Toutefois, les algorithmes d’IA possèdent plusieurs limitations qui les rendent très différents du cerveau sur beaucoup d’aspects. Tout d’abord, la consommation énergétique d’un algorithme d’IA, aussi bien pendant l’entraînement que pendant son utilisation ultérieure, est supérieure à celle du cerveau de plusieurs ordres de grandeur. La raison de cette surconsommation est d’abord architecturale : l’architecture de J. von Neumann des ordinateurs sépare physiquement le processeur où les calculs ont lieu, et la mémoire où les données sont stockées.
Dans le contexte de l’IA, cette séparation donne lieu à un goulot d’étranglement où la plus grande partie de l’énergie est dépensée pour transporter la donnée d’un point à un autre. Dans le cerveau, une telle séparation n’existe pas. Le calcul neuromorphique est le domaine de recherche qui consiste à développer des architectures où la mémoire et les unités de calcul sont au plus proche, comme dans le cerveau.
Le calcul neuromorphique pour contourner les limites des réseaux de neurones actuels
Au lieu de simuler un réseau de neurones sur ordinateur, pourquoi ne pas directement construire le réseau de neurones artificiels avec des composants physiques innovants ?
L’idée n’est pas nouvelle et remonte aux années 80 avec les travaux de Carver Mead.

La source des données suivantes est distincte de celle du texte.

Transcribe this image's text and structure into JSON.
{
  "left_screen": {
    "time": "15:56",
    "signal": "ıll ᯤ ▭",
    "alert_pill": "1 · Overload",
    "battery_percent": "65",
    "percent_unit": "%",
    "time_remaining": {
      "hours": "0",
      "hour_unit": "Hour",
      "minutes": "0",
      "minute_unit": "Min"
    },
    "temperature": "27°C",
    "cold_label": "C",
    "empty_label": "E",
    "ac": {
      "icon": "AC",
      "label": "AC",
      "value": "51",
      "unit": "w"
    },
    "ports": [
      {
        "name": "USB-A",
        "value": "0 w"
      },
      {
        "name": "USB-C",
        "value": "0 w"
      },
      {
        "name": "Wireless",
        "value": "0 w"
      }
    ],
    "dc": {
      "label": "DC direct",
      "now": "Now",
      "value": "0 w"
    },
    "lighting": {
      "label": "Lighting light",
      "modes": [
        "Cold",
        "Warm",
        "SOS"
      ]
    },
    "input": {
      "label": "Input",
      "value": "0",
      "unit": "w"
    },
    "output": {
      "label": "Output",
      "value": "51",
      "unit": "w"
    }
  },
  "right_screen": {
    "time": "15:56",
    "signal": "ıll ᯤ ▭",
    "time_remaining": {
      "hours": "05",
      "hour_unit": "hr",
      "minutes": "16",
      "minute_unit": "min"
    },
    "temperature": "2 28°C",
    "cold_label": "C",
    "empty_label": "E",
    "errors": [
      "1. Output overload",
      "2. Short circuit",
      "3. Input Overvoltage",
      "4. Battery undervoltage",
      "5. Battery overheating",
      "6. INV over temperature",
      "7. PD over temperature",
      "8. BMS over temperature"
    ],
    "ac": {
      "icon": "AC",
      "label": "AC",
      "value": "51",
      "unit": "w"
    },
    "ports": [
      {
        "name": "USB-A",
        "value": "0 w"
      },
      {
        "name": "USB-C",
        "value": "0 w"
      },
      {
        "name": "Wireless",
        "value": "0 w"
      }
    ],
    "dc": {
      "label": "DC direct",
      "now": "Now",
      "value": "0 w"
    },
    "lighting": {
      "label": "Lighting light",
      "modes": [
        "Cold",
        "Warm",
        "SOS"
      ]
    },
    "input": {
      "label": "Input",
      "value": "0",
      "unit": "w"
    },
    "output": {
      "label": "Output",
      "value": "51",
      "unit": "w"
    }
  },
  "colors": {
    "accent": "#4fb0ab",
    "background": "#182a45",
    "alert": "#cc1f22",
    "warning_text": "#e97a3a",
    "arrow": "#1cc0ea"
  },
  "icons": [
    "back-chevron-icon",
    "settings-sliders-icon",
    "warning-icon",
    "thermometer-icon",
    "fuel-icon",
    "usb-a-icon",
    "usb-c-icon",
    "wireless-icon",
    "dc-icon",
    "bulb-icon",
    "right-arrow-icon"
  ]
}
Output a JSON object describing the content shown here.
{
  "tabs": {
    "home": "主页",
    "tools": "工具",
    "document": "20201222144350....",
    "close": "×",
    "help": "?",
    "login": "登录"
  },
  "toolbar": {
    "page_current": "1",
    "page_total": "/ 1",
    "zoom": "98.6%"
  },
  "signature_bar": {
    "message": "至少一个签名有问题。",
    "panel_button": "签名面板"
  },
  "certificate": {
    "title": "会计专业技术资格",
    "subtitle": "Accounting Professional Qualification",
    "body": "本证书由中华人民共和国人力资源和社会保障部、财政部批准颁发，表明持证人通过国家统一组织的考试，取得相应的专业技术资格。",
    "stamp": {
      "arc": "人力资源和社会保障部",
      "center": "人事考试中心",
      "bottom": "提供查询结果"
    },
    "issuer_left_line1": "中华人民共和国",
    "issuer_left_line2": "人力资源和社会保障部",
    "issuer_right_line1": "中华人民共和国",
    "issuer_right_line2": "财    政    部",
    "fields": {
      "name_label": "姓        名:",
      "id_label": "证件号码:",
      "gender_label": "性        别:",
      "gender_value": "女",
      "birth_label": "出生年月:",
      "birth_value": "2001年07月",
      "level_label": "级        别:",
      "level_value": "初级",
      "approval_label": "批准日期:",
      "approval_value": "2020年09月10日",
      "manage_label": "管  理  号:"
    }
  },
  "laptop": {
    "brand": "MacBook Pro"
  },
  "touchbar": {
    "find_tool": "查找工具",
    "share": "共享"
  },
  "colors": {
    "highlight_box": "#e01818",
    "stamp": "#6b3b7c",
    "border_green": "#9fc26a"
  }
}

Des neurones et synapses artificiels reproduisant très fidèlement les propriétés observées en biologie ont été construits avec des composants physiques. Mais il n’est pas suffisant d’en assembler un grand nombre pour qu’un calcul utile se produise : le problème est aussi algorithmique car les connexions doivent changer de manière cohérente à l’échelle du réseau.
En effet, un composant neuromorphique ne devrait avoir besoin que de l’information qui lui est localement accessible dans l’espace et dans le temps pour limiter les mouvements de données, comme dans le cerveau. Cependant, les réseaux de neurones actuels n’ont pas été pensés pour être compatibles avec les contraintes physiques des composants neuromorphiques. Ainsi, la création de puces électroniques qui implémenteraient directement les algorithmes actuels d’IA à faible coût énergétique est difficile.
L’objectif de ma thèse a donc été d’adapter des principes présents dans le cerveau pour concevoir des algorithmes d’IA compatibles avec une implémentation sur puce électronique dédiée, et de participer à la conception de ces puces. Plus précisément, ma thèse se décompose en trois projets indépendants autour de cette thématique.
Les réseaux de neurones artificiels ont la mémoire courte
Dans mon premier projet, je me suis intéressé au problème de l’oubli catastrophique dans les réseaux de neurones artificiels. L’oubli catastrophique est une limitation qui empêche les réseaux de neurones artificiels d’apprendre plusieurs tâches à la suite.
Si l’on entraîne un réseau de neurones à reconnaître des chiffres manuscrits, et qu’ensuite on souhaite utiliser ce même réseau pour apprendre à reconnaître des lettres, le réseau apprendra cette seconde tâche en oubliant très rapidement comment reconnaître des chiffres. Ce comportement est très différent du cerveau humain et il serait bien sûr préférable que le réseau continue à apprendre quand de nouvelles données sont disponibles ou qu’une nouvelle tâche doit être apprise, sans avoir besoin de réapprendre les anciennes données en même temps que les nouvelles.
Le problème de l’oubli catastrophique s’explique par le fait qu’un réseau de neurones doit à la fois modifier ses connexions pour apprendre une tâche comme expliqué plus haut, mais aussi les empêcher de changer afin de conserver ce qui a été appris dans le passé, ce qui semble contradictoire à première vue.
“L’oubli catastrophique est une limitation qui empêche
les réseaux de neurones artificiels d’apprendre plusieurs tâches à la suite.”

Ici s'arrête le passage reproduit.